More than eight decades after it was installed, a memorial to the three 19th-century sibling novelists in London’s Westminster Abbey was amended Thursday to restore the diaereses – the two dots over the e in their surname.

The dots — which indicate that the name is pronounced “brontay” rather than “bront” — were omitted when the stone tablet commemorating Charlotte, Emily and Anne was erected in the abbey’s Poets’ Corner in October 1939, just after the outbreak of World War II.

They were restored after Brontë historian Sharon Wright, editor of the Brontë Society Gazette, raised the issue with Dean of Westminster David Hoyle. The abbey asked its stonemason to tap in the dots and its conservator to paint them.

“There’s no paper record for anyone complaining about this or mentioning this, so I just wanted to put it right, really,” Wright said. “These three Yorkshire women deserve their place here, but they also deserve to have their name spelled correctly.”

It’s believed the writers’ Irish father Patrick changed the spelling of his surname from Brunty or Prunty when he went to university in England.

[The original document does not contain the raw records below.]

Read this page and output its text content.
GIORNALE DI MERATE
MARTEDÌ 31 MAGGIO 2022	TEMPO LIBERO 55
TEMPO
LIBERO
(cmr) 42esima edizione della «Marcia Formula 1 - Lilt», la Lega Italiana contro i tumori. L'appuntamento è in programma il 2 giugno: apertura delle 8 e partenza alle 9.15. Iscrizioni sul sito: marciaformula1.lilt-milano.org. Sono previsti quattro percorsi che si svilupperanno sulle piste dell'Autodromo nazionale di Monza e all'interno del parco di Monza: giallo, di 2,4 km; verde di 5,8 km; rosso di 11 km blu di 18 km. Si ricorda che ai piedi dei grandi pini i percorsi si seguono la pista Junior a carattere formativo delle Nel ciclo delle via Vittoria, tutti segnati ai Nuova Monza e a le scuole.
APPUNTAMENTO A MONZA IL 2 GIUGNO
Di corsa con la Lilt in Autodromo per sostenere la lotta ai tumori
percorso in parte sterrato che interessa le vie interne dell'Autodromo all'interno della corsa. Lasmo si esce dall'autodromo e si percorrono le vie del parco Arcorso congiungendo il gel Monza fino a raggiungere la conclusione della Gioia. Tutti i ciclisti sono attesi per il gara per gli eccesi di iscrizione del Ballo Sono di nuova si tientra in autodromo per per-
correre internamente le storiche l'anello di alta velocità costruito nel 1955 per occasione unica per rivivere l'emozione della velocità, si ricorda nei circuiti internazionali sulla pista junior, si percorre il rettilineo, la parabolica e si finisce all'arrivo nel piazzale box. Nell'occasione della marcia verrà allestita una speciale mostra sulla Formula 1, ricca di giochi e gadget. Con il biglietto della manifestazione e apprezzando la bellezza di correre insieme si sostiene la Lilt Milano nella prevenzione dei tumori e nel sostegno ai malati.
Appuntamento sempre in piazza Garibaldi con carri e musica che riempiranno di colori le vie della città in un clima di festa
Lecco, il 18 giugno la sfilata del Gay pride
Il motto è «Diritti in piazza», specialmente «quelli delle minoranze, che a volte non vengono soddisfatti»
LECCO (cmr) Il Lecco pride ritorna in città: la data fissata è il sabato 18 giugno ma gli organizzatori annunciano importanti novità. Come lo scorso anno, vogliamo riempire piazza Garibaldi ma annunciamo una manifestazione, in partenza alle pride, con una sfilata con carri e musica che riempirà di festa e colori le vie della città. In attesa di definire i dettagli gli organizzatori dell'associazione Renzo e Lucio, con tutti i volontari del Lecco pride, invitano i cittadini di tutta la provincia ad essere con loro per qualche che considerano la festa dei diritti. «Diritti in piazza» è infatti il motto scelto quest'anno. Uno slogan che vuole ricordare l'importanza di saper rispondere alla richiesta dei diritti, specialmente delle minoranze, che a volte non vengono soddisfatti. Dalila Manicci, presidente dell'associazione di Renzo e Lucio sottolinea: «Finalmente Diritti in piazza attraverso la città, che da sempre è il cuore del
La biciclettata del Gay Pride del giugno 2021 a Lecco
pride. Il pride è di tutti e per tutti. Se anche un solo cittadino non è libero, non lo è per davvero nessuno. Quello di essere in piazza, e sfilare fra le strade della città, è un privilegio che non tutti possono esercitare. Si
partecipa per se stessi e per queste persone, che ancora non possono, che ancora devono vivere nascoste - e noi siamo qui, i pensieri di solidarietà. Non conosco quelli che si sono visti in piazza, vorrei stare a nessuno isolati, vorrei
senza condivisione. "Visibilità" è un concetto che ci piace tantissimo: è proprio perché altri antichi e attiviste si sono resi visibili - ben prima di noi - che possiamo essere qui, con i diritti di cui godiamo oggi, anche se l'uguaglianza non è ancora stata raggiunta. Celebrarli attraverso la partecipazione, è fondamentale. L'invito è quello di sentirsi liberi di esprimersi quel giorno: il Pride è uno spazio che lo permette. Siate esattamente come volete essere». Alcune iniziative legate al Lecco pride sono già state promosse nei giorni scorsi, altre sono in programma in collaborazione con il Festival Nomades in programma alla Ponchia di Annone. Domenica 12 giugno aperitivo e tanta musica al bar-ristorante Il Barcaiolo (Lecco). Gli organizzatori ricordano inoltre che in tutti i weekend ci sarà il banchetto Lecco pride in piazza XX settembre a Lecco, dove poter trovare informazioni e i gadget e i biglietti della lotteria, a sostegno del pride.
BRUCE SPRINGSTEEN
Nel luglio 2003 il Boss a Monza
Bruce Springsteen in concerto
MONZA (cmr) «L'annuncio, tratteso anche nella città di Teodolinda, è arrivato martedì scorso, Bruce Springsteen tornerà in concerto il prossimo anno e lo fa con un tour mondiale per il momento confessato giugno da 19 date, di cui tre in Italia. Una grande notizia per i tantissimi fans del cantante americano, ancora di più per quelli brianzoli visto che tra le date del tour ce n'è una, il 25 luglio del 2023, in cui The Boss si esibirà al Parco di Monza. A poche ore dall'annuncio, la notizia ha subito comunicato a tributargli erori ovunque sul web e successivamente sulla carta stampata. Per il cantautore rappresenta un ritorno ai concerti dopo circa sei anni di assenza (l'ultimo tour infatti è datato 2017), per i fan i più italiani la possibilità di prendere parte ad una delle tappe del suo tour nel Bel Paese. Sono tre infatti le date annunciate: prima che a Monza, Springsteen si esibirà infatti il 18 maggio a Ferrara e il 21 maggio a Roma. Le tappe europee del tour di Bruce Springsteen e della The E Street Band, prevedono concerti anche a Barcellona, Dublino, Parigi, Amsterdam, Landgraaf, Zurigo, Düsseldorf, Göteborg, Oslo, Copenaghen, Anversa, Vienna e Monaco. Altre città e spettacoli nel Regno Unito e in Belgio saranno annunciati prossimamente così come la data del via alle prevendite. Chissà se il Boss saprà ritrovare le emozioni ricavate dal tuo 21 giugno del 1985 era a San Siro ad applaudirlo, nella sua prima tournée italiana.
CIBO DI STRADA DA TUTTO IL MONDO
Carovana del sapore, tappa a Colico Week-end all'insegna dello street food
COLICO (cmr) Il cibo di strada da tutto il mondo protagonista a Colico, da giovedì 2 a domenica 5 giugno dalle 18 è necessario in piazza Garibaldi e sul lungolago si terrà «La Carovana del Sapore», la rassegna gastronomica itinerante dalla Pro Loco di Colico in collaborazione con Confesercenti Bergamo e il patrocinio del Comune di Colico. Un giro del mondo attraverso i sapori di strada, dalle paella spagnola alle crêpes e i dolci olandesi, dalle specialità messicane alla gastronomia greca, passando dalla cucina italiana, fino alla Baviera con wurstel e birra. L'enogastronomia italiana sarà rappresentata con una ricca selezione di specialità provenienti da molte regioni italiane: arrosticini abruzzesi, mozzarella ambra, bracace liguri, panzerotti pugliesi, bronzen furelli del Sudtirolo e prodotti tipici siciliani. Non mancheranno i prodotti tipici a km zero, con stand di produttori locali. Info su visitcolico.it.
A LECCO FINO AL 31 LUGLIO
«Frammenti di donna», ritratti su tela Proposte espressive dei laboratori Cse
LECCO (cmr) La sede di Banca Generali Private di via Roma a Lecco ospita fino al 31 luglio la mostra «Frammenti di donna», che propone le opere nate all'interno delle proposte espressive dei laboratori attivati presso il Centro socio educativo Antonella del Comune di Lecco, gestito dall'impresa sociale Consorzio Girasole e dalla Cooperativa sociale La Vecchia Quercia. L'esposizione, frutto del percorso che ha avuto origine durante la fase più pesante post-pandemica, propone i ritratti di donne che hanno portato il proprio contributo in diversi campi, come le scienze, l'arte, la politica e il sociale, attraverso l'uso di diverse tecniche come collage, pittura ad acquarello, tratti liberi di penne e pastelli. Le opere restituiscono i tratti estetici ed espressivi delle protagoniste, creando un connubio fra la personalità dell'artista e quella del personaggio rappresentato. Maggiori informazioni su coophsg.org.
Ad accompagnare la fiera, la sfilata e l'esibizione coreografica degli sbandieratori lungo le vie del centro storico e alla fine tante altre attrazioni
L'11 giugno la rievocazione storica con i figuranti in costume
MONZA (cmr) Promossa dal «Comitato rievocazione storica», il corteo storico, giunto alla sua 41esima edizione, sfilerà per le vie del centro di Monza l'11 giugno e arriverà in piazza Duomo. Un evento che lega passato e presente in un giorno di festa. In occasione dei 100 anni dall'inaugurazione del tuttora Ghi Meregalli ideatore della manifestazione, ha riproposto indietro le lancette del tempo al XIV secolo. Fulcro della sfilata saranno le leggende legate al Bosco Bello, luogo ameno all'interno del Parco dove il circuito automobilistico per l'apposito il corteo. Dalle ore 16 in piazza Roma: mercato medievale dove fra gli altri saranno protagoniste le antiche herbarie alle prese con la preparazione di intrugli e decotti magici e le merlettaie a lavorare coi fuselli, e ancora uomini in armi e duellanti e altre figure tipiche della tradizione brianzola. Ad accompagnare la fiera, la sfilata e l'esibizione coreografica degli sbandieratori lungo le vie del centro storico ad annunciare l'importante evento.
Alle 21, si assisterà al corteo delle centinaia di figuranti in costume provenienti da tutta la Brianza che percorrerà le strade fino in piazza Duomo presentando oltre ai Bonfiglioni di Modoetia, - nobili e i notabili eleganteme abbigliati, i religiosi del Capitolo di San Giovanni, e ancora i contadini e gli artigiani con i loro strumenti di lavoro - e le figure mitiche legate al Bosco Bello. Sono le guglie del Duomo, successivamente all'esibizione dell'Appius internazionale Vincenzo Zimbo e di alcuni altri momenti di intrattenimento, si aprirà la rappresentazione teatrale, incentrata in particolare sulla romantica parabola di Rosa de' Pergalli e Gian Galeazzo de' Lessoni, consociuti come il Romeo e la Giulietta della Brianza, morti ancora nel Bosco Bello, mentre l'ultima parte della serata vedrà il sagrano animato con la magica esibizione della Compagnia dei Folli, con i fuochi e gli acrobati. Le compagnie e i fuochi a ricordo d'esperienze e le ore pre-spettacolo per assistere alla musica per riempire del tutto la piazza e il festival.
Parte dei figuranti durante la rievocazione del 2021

Raised on the wild Yorkshire moors, all three sisters died before they were 40, leaving enduring novels including Charlotte’s “Jane Eyre,” Emily’s “Wuthering Heights” and Anne’s “The Tenant of Wildfell Hall.”

Rebecca Yorke, director of the Brontë Society, welcomed the restoration.

“As the Brontës and their work are loved and respected all over the world, it’s entirely appropriate that their name is spelled correctly on their memorial,” she said.